You are saying to use
$$\ln K_d(T) = 2\ln K_s(T) = \ln K^2_s(T)\implies K_d = K_s^2$$
which makes sense to me. I'm embarrassed to say I don't know what I'm doing wrong by using
$$\exp(\ln K_d(T)) = K_d = \exp(2\ln K_s(T)) = e^2 exp(\ln K_s(T)) = e^2K_s$$
which is different. What elementary algebra is being slipped under on me here?

Note that $\exp(2\ln K_s(T)) \neq e^2 \exp(\ln K_s(T))$.

Instead, $\exp(2\ln K_s(T)) = [\exp(\ln K_s(T)]^2$. This follows from $x^{ab} = (x^a)^b$.

 

[EE18]

Note that $\exp(2\ln K_s(T)) \neq e^2 \exp(\ln K_s(T))$.

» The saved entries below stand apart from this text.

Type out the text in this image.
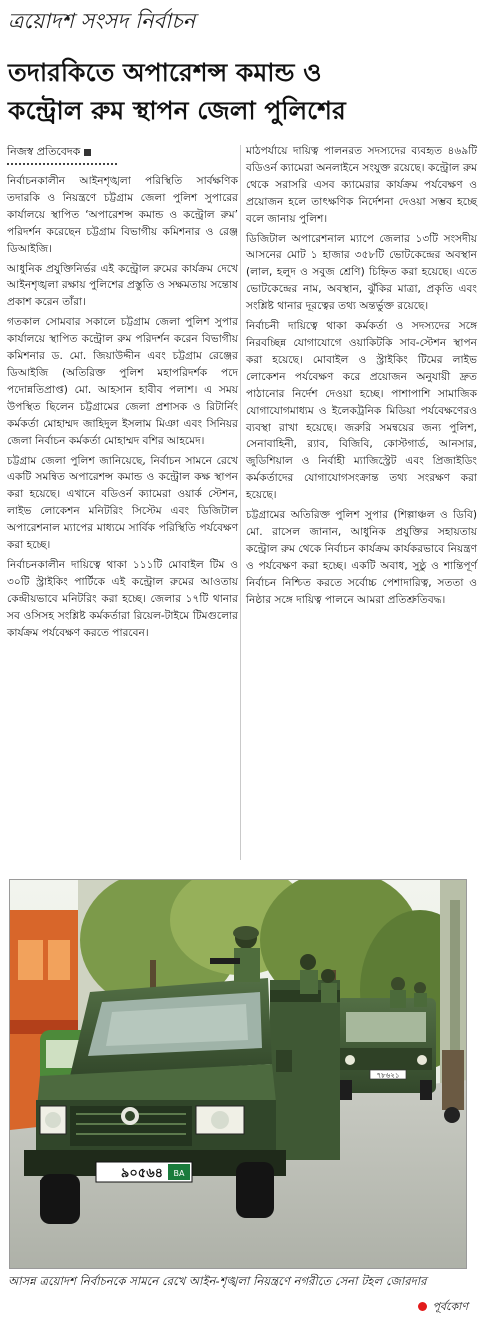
ত্রয়োদশ সংসদ নির্বাচন
তদারকিতে অপারেশন্স কমান্ড ও
কন্ট্রোল রুম স্থাপন জেলা পুলিশের
নিজস্ব প্রতিবেদক

নির্বাচনকালীন আইনশৃঙ্খলা পরিস্থিতি সার্বক্ষণিক তদারকি ও নিয়ন্ত্রণে চট্টগ্রাম জেলা পুলিশ সুপারের কার্যালয়ে স্থাপিত ‘অপারেশন্স কমান্ড ও কন্ট্রোল রুম’ পরিদর্শন করেছেন চট্টগ্রাম বিভাগীয় কমিশনার ও রেঞ্জ ডিআইজি।

আধুনিক প্রযুক্তিনির্ভর এই কন্ট্রোল রুমের কার্যক্রম দেখে আইনশৃঙ্খলা রক্ষায় পুলিশের প্রস্তুতি ও সক্ষমতায় সন্তোষ প্রকাশ করেন তাঁরা।

গতকাল সোমবার সকালে চট্টগ্রাম জেলা পুলিশ সুপার কার্যালয়ে স্থাপিত কন্ট্রোল রুম পরিদর্শন করেন বিভাগীয় কমিশনার ড. মো. জিয়াউদ্দীন এবং চট্টগ্রাম রেঞ্জের ডিআইজি (অতিরিক্ত পুলিশ মহাপরিদর্শক পদে পদোন্নতিপ্রাপ্ত) মো. আহসান হাবীব পলাশ। এ সময় উপস্থিত ছিলেন চট্টগ্রামের জেলা প্রশাসক ও রিটার্নিং কর্মকর্তা মোহাম্মদ জাহিদুল ইসলাম মিঞা এবং সিনিয়র জেলা নির্বাচন কর্মকর্তা মোহাম্মদ বশির আহমেদ।

চট্টগ্রাম জেলা পুলিশ জানিয়েছে, নির্বাচন সামনে রেখে একটি সমন্বিত অপারেশন্স কমান্ড ও কন্ট্রোল কক্ষ স্থাপন করা হয়েছে। এখানে বডিওর্ন ক্যামেরা ওয়ার্ক স্টেশন, লাইভ লোকেশন মনিটরিং সিস্টেম এবং ডিজিটাল অপারেশনাল ম্যাপের মাধ্যমে সার্বিক পরিস্থিতি পর্যবেক্ষণ করা হচ্ছে।

নির্বাচনকালীন দায়িত্বে থাকা ১১১টি মোবাইল টিম ও ৩০টি স্ট্রাইকিং পার্টিকে এই কন্ট্রোল রুমের আওতায় কেন্দ্রীয়ভাবে মনিটরিং করা হচ্ছে। জেলার ১৭টি থানার সব ওসিসহ সংশ্লিষ্ট কর্মকর্তারা রিয়েল-টাইমে টিমগুলোর কার্যক্রম পর্যবেক্ষণ করতে পারবেন।

মাঠপর্যায়ে দায়িত্ব পালনরত সদস্যদের ব্যবহৃত ৪৬৯টি বডিওর্ন ক্যামেরা অনলাইনে সংযুক্ত রয়েছে। কন্ট্রোল রুম থেকে সরাসরি এসব ক্যামেরার কার্যক্রম পর্যবেক্ষণ ও প্রয়োজন হলে তাৎক্ষণিক নির্দেশনা দেওয়া সম্ভব হচ্ছে বলে জানায় পুলিশ।

ডিজিটাল অপারেশনাল ম্যাপে জেলার ১৩টি সংসদীয় আসনের মোট ১ হাজার ৩৫৮টি ভোটকেন্দ্রের অবস্থান (লাল, হলুদ ও সবুজ শ্রেণি) চিহ্নিত করা হয়েছে। এতে ভোটকেন্দ্রের নাম, অবস্থান, ঝুঁকির মাত্রা, প্রকৃতি এবং সংশ্লিষ্ট থানার দূরত্বের তথ্য অন্তর্ভুক্ত রয়েছে।

নির্বাচনী দায়িত্বে থাকা কর্মকর্তা ও সদস্যদের সঙ্গে নিরবচ্ছিন্ন যোগাযোগে ওয়াকিটকি সাব-স্টেশন স্থাপন করা হয়েছে। মোবাইল ও স্ট্রাইকিং টিমের লাইভ লোকেশন পর্যবেক্ষণ করে প্রয়োজন অনুযায়ী দ্রুত পাঠানোর নির্দেশ দেওয়া হচ্ছে। পাশাপাশি সামাজিক যোগাযোগমাধ্যম ও ইলেকট্রনিক মিডিয়া পর্যবেক্ষণেরও ব্যবস্থা রাখা হয়েছে। জরুরি সমন্বয়ের জন্য পুলিশ, সেনাবাহিনী, র‍্যাব, বিজিবি, কোস্টগার্ড, আনসার, জুডিশিয়াল ও নির্বাহী ম্যাজিস্ট্রেট এবং প্রিজাইডিং কর্মকর্তাদের যোগাযোগসংক্রান্ত তথ্য সংরক্ষণ করা হয়েছে।

চট্টগ্রামের অতিরিক্ত পুলিশ সুপার (শিল্পাঞ্চল ও ডিবি) মো. রাসেল জানান, আধুনিক প্রযুক্তির সহায়তায় কন্ট্রোল রুম থেকে নির্বাচন কার্যক্রম কার্যকরভাবে নিয়ন্ত্রণ ও পর্যবেক্ষণ করা হচ্ছে। একটি অবাধ, সুষ্ঠু ও শান্তিপূর্ণ নির্বাচন নিশ্চিত করতে সর্বোচ্চ পেশাদারিত্ব, সততা ও নিষ্ঠার সঙ্গে দায়িত্ব পালনে আমরা প্রতিশ্রুতিবদ্ধ।

৭৮৬২১
৯০৫৬৪ BA

আসন্ন ত্রয়োদশ নির্বাচনকে সামনে রেখে আইন-শৃঙ্খলা নিয়ন্ত্রণে নগরীতে সেনা টহল জোরদার

পূর্বকোণ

Instead, $\exp(2\ln K_s(T)) = [\exp(\ln K_s(T)]^2$. This follows from $x^{ab} = (x^a)^b$.

Oof, of course. $\exp(2+\ln K_s(T)) =e^2K_s$ which is of course not what we have here.

My bad, and thanks for the clarification on this silly error.

 

[TSny]

Oof, of course. $\exp(2+\ln K_s(T)) =e^2K_s$ which is of course not what we have here.

Right.